The band’s homeland has turned into a conflict zone in recent years, and while Tinariwen left home to record Elwan (they recorded it in California, France, and Morocco), the unrest of their homeland comes through in the music. If you don’t speak the language — Tinariwen usually sing in their native Tamashek — you can still feel the troubled emotions in their voices.

 

Bombpops FOMO

The BombpopsFear of Missing Out

Fat Wreck Chords

 

 

Co-frontwomen Jen Razavi and Poli van Dam formed The Bombpops back in 2007, and over the year’s they’ve gone through several rhythm sections and released a couple EPs on Red Scare (the label that helped launch the careers of The Menzingers and The Sidekicks, and more). Now they’re signed to Fat Wreck Chords, and their debut album is finally here.

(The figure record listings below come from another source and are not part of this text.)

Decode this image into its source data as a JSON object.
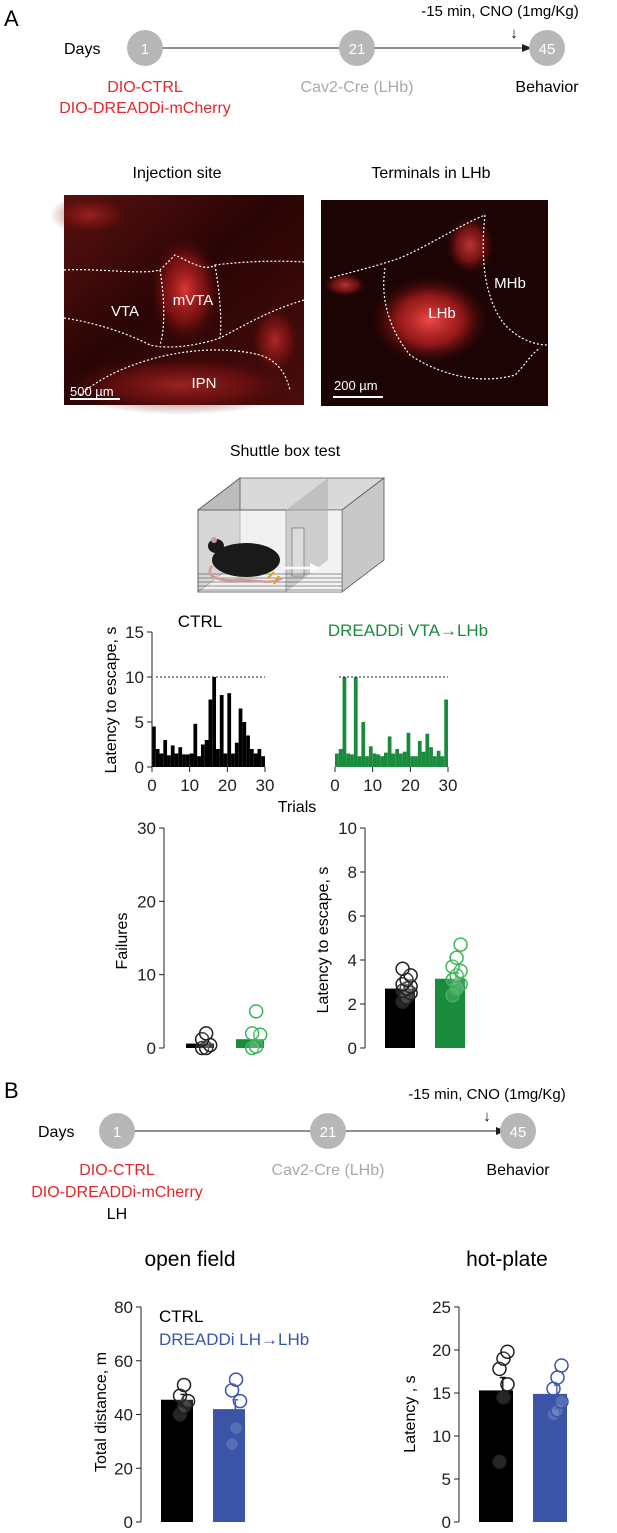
{
  "panel_a": {
    "label": "A",
    "timeline": {
      "days_label": "Days",
      "nodes": [
        "1",
        "21",
        "45"
      ],
      "left_lines": [
        "DIO-CTRL",
        "DIO-DREADDi-mCherry"
      ],
      "mid_label": "Cav2-Cre (LHb)",
      "right_label": "Behavior",
      "cno_label": "-15 min, CNO (1mg/Kg)",
      "arrow_glyph": "↓"
    },
    "images": {
      "injection_title": "Injection site",
      "injection_regions": [
        "VTA",
        "mVTA",
        "IPN"
      ],
      "injection_scale": "500 µm",
      "terminals_title": "Terminals in LHb",
      "terminals_regions": [
        "LHb",
        "MHb"
      ],
      "terminals_scale": "200 µm"
    },
    "shuttle_title": "Shuttle box test",
    "trials_xlabel": "Trials",
    "trials_ylabel": "Latency to escape, s",
    "ctrl_title": "CTRL",
    "dreadd_title": "DREADDi VTA→LHb",
    "failures_ylabel": "Failures",
    "latency_ylabel": "Latency to escape, s"
  },
  "panel_b": {
    "label": "B",
    "timeline": {
      "days_label": "Days",
      "nodes": [
        "1",
        "21",
        "45"
      ],
      "left_lines": [
        "DIO-CTRL",
        "DIO-DREADDi-mCherry"
      ],
      "left_sub": "LH",
      "mid_label": "Cav2-Cre (LHb)",
      "right_label": "Behavior",
      "cno_label": "-15 min, CNO (1mg/Kg)",
      "arrow_glyph": "↓"
    },
    "openfield_title": "open field",
    "hotplate_title": "hot-plate",
    "openfield_ylabel": "Total distance, m",
    "hotplate_ylabel": "Latency , s",
    "legend_ctrl": "CTRL",
    "legend_dreadd": "DREADDi LH→LHb"
  },
  "colors": {
    "ctrl": "#000000",
    "green": "#1a8a3c",
    "green_light": "#3cb55a",
    "blue": "#3a55a8",
    "red": "#e5262a",
    "grey": "#a9a9a9"
  },
  "chart_data": [
    {
      "type": "bar",
      "name": "ctrl-trials",
      "xlabel": "Trials",
      "ylabel": "Latency to escape, s",
      "xlim": [
        0,
        30
      ],
      "ylim": [
        0,
        15
      ],
      "xticks": [
        0,
        10,
        20,
        30
      ],
      "yticks": [
        0,
        5,
        10,
        15
      ],
      "threshold": 10,
      "values": [
        4.5,
        2,
        1.5,
        3,
        1.3,
        2.4,
        1.5,
        2.2,
        1.4,
        1.4,
        1.5,
        4.8,
        1.2,
        2.5,
        3,
        7.5,
        10,
        2,
        8,
        1.5,
        8.2,
        1.5,
        2.7,
        6.5,
        5,
        3.5,
        2,
        1.5,
        2,
        1.2
      ]
    },
    {
      "type": "bar",
      "name": "dreadd-trials",
      "xlabel": "Trials",
      "xlim": [
        0,
        30
      ],
      "ylim": [
        0,
        15
      ],
      "xticks": [
        0,
        10,
        20,
        30
      ],
      "threshold": 10,
      "values": [
        1.5,
        2,
        10,
        1.5,
        1.4,
        10,
        1.2,
        5,
        1.2,
        2.3,
        1.5,
        1.4,
        1.2,
        1.6,
        3.4,
        1.5,
        2,
        1.5,
        1.7,
        3.8,
        1.2,
        1.2,
        2.9,
        1.7,
        3.7,
        2.2,
        1.2,
        1.8,
        1.2,
        7.5
      ]
    },
    {
      "type": "bar",
      "name": "failures",
      "ylabel": "Failures",
      "ylim": [
        0,
        30
      ],
      "yticks": [
        0,
        10,
        20,
        30
      ],
      "series": [
        {
          "name": "CTRL",
          "mean": 0.6,
          "points": [
            0,
            0,
            0.4,
            1.2,
            2
          ]
        },
        {
          "name": "DREADDi VTA→LHb",
          "mean": 1.2,
          "points": [
            0,
            0.2,
            1.8,
            2,
            5
          ]
        }
      ]
    },
    {
      "type": "bar",
      "name": "escape-latency",
      "ylabel": "Latency to escape, s",
      "ylim": [
        0,
        10
      ],
      "yticks": [
        0,
        2,
        4,
        6,
        8,
        10
      ],
      "series": [
        {
          "name": "CTRL",
          "mean": 2.7,
          "sem": 0.18,
          "points": [
            2.1,
            2.3,
            2.5,
            2.6,
            2.7,
            2.8,
            2.9,
            3.1,
            3.3,
            3.6
          ]
        },
        {
          "name": "DREADDi VTA→LHb",
          "mean": 3.15,
          "sem": 0.25,
          "points": [
            2.4,
            2.7,
            2.9,
            3.1,
            3.3,
            3.5,
            3.7,
            4.1,
            4.7
          ]
        }
      ]
    },
    {
      "type": "bar",
      "name": "open-field",
      "ylabel": "Total distance, m",
      "ylim": [
        0,
        80
      ],
      "yticks": [
        0,
        20,
        40,
        60,
        80
      ],
      "series": [
        {
          "name": "CTRL",
          "mean": 45.5,
          "sem": 2,
          "points": [
            40,
            43,
            45,
            47,
            51
          ]
        },
        {
          "name": "DREADDi LH→LHb",
          "mean": 42,
          "sem": 3.5,
          "points": [
            29,
            35,
            45,
            49,
            53
          ]
        }
      ]
    },
    {
      "type": "bar",
      "name": "hot-plate",
      "ylabel": "Latency , s",
      "ylim": [
        0,
        25
      ],
      "yticks": [
        0,
        5,
        10,
        15,
        20,
        25
      ],
      "series": [
        {
          "name": "CTRL",
          "mean": 15.3,
          "sem": 1.5,
          "points": [
            7,
            14.5,
            16,
            17.8,
            19,
            19.8
          ]
        },
        {
          "name": "DREADDi LH→LHb",
          "mean": 14.9,
          "sem": 1,
          "points": [
            12.5,
            13,
            14,
            15.5,
            16.8,
            18.2
          ]
        }
      ]
    }
  ]
}
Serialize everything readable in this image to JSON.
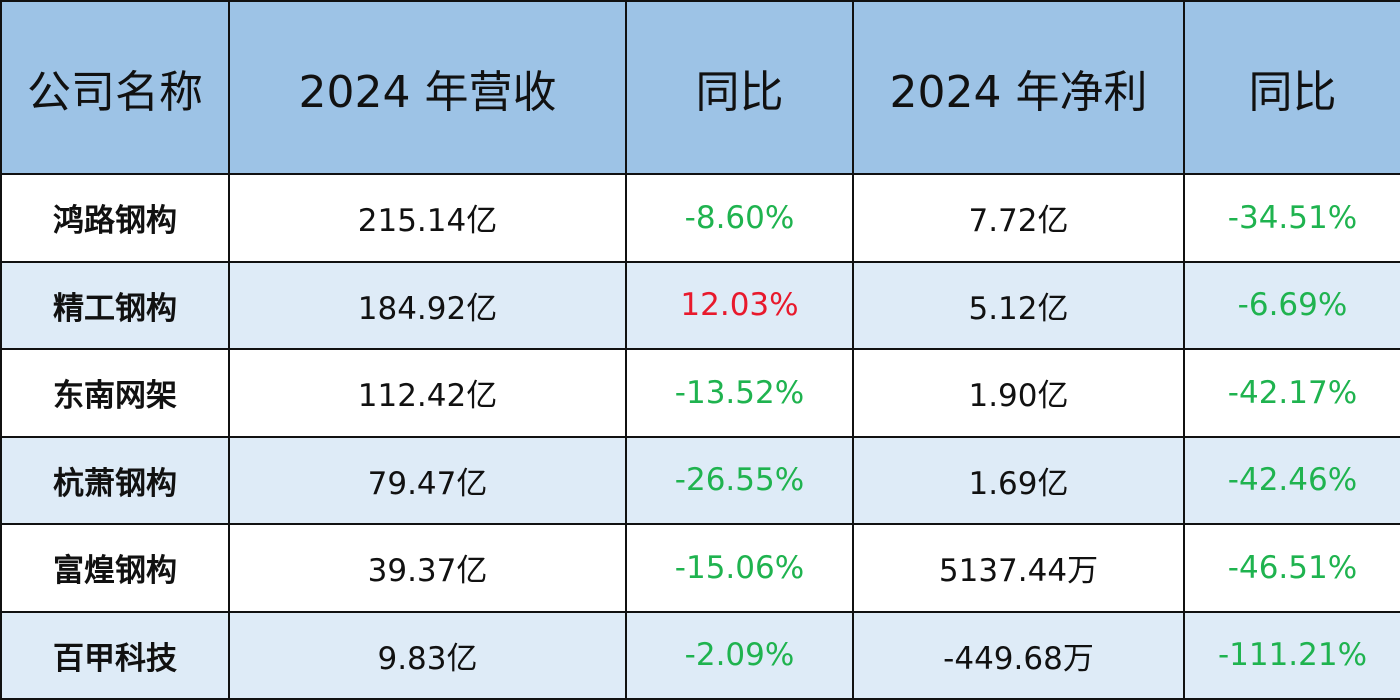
{
  "table": {
    "header": [
      "公司名称",
      "2024 年营收",
      "同比",
      "2024 年净利",
      "同比"
    ],
    "rows": [
      [
        "鸿路钢构",
        "215.14亿",
        "-8.60%",
        "7.72亿",
        "-34.51%"
      ],
      [
        "精工钢构",
        "184.92亿",
        "12.03%",
        "5.12亿",
        "-6.69%"
      ],
      [
        "东南网架",
        "112.42亿",
        "-13.52%",
        "1.90亿",
        "-42.17%"
      ],
      [
        "杭萧钢构",
        "79.47亿",
        "-26.55%",
        "1.69亿",
        "-42.46%"
      ],
      [
        "富煌钢构",
        "39.37亿",
        "-15.06%",
        "5137.44万",
        "-46.51%"
      ],
      [
        "百甲科技",
        "9.83亿",
        "-2.09%",
        "-449.68万",
        "-111.21%"
      ]
    ]
  }
}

The SoCal band were brought up on the pop punk of their hometown region, and that comes through loud and clear on Fear of Missing Out. They make the kind of sugary, driving, post-Ramones/Buzzcocks pop punk that needs nothing more than three speedy power chords and a nice vocal melody to win you over. They kinda sound more like a classic Lookout! band than a classic Fat band. And if you skipped out on ’90s punk but you dig newer bands like Big Eyes, Chumped, Colleen Green, Lisa Prank, etc, know that The Bombpops are also for you. Do they reinvent the wheel? No, but if you like this stuff at all, Fear of Missing Out is pure fun from start to finish.